Enrique Arturo Arenaza León was born on Dec. 21, 1964, in Lima, Peru. His father Guillermo was a construction worker. His mother, Rosa, occasionally cleaned homes for a living but mostly stayed at home, raising their nine children, of whom Enrique was the fifth.
He was a strong boy with an athletic bent. After primary school in Villa el Salvador, at the southernmost tip of greater Lima, Enrique moved to the heart of Peru’s capital to attend the Alfonso Ugarte secondary school, where he focused less on books and more on his passion: soccer. He was supremely talented. By 17, Enrique was playing professionally, and in the mid-1980s, after graduating high school, he made the first division Alianza Lima soccer club, one of the country’s most prestigious teams. Soccer and Alianza were in his blood. Two of his uncles, Pedro Pablo “Perico” León and José María Lavalle, had played for Alianza and later for the Peruvian national team in two World Cups.
As Enrique was reaching the top of his game, however, Alianza was struck by tragedy. On the morning of Dec. 8, 1987, Enrique was at eastern Peru’s Pucallpa airport, arguing with officials to let him board a small Fokker plane on which his teammates awaited. They were returning home victorious; by defeating Pucallpa 1-0, they’d captured first place in the league. Enrique, however, had slept in and arrived late. He could not have imagined his luck. Just 10 km shy of Lima, the aircraft crashed into the Pacific Ocean, killing the 43 passengers and crew, including Enrique’s teammates, coaches, and a group of cheerleaders. Only the pilot survived.
Badly shaken, Enrique immediately distanced himself from soccer. Without a post-secondary degree, he worked odd jobs. At 30, Enrique was also still single, but then, one night, he met Patricia Aguilar, a woman seven years his senior, at a friend’s birthday party. “He asked me to dance; he was so polite, a true gentleman,” she says. “Within a day, I felt like we had been best friends forever.” Enrique soon moved to her hometown of Comas, where they spent the next 18 years. In 2006, they had a boy, whom they named Brad—“like Brad Pitt,” says Patricia. She loved the actor, and wanted to name their son for him. “Enrique thought I was joking,” she says, “but I wasn’t.”
Enrique loved dancing salsa and singing, and used to sing Mi niña bonita, by Lucho Barrios, to Patricia. He had become a loving father, a family man, and a food lover, according to Carmen Aguilar, Patricia’s aunt. She used to make him all his favourites: ceviche, ajiaco (chicken and potato soup), rice tacos. As a devout Catholic, he helped carry the “Lord of Miracles,” a venerated painting also known as the “Black Christ” that is carried through central Lima each October in one of the world’s largest religious processions.
He became a taxi driver, and started a business selling chickens with a friend, occasionally playing soccer for money. But with his family and obligations growing, he struggled. Patricia worked as a geriatric nurse, but didn’t have a stable income. Three years ago, Carmen recommended him to the son of a friend, who was recruiting workers for a chicken vaccination company in Ontario.

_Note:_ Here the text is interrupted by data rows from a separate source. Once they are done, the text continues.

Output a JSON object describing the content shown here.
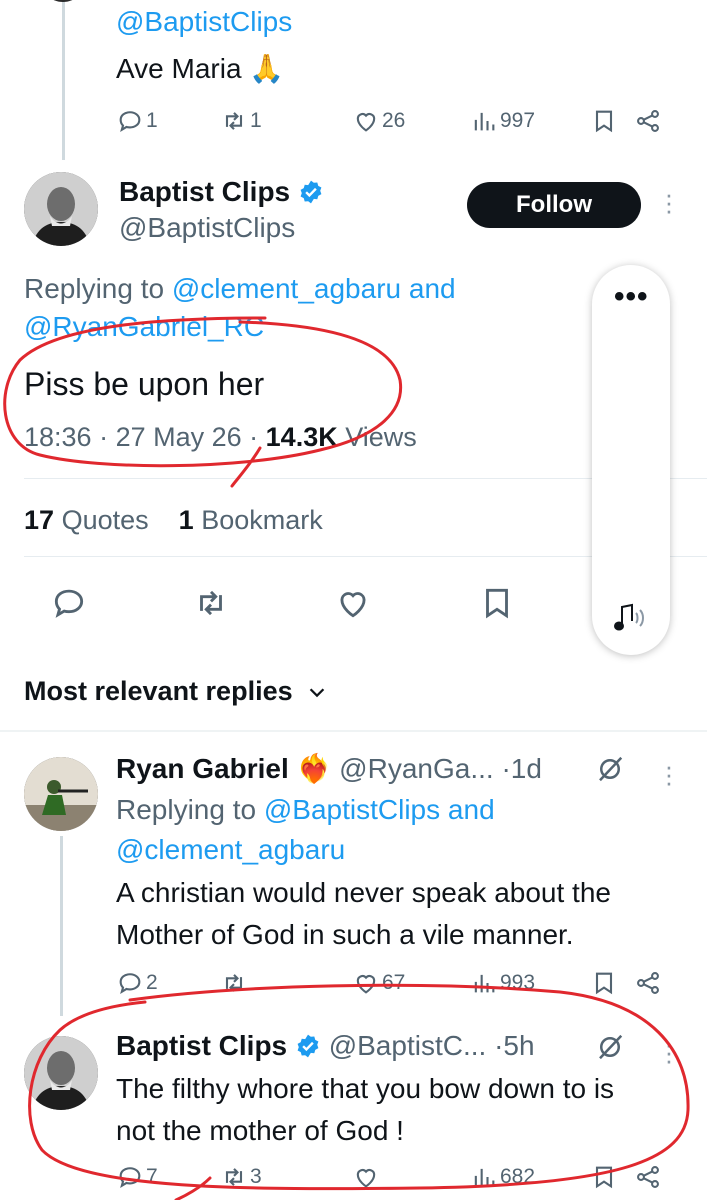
{
  "prev_tweet": {
    "handle": "@BaptistClips",
    "text": "Ave Maria 🙏",
    "replies": "1",
    "retweets": "1",
    "likes": "26",
    "views": "997"
  },
  "main_tweet": {
    "display_name": "Baptist Clips",
    "handle": "@BaptistClips",
    "follow_label": "Follow",
    "replying_prefix": "Replying to",
    "replying_user1": "@clement_agbaru",
    "replying_and": "and",
    "replying_user2": "@RyanGabriel_RC",
    "text": "Piss be upon her",
    "time": "18:36",
    "date": "27 May 26",
    "views_count": "14.3K",
    "views_label": "Views",
    "quotes_count": "17",
    "quotes_label": "Quotes",
    "bookmarks_count": "1",
    "bookmarks_label": "Bookmark"
  },
  "replies_header": "Most relevant replies",
  "reply1": {
    "display_name": "Ryan Gabriel",
    "emoji": "❤️‍🔥",
    "handle": "@RyanGa...",
    "time": "1d",
    "replying_prefix": "Replying to",
    "replying_user1": "@BaptistClips",
    "replying_and": "and",
    "replying_user2": "@clement_agbaru",
    "text_line1": "A christian would never speak about the",
    "text_line2": "Mother of God in such a vile manner.",
    "replies": "2",
    "likes": "67",
    "views": "993"
  },
  "reply2": {
    "display_name": "Baptist Clips",
    "handle": "@BaptistC...",
    "time": "5h",
    "text_line1": "The filthy whore that you bow down to is",
    "text_line2": "not the mother of God !",
    "replies": "7",
    "retweets": "3",
    "views": "682"
  },
  "colors": {
    "accent": "#1d9bf0",
    "text": "#0f1419",
    "secondary": "#536471",
    "annotation": "#e0282e"
  }
}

In December 2009, with a visa in hand, Enrique moved to Kitchener. Two weeks later, he sent the earnings of his first paycheque to Patricia; he’d never miss a payment. The money was good, but not great; Patricia sometimes worked selling fruit at the local market to earn a little more. “He liked Canada,” she says. “Everyone is kind,” he told her. Enrique made friends, mostly fellow Peruvians, and played soccer on weekends.
The separation was hard, but Skype kept them together. “We would be online every minute we could,” says Patricia. “We would eat meals together; we would fall asleep together, hugging our computer screens.” The couple never wed, but in April, Enrique planned to return to marry his niña bonita; he hoped eventually to bring his family to Canada with him.
On Feb. 6, just two months before they would finally be reunited, Enrique and 12 fellow workers were returning from Hampstead when their driver missed a stop sign and the van was T-boned by a flatbed truck. A miraculous coincidence had saved his life in 1987. This time, Enrique was killed with his team, one of the 10 passengers who died. He was 48.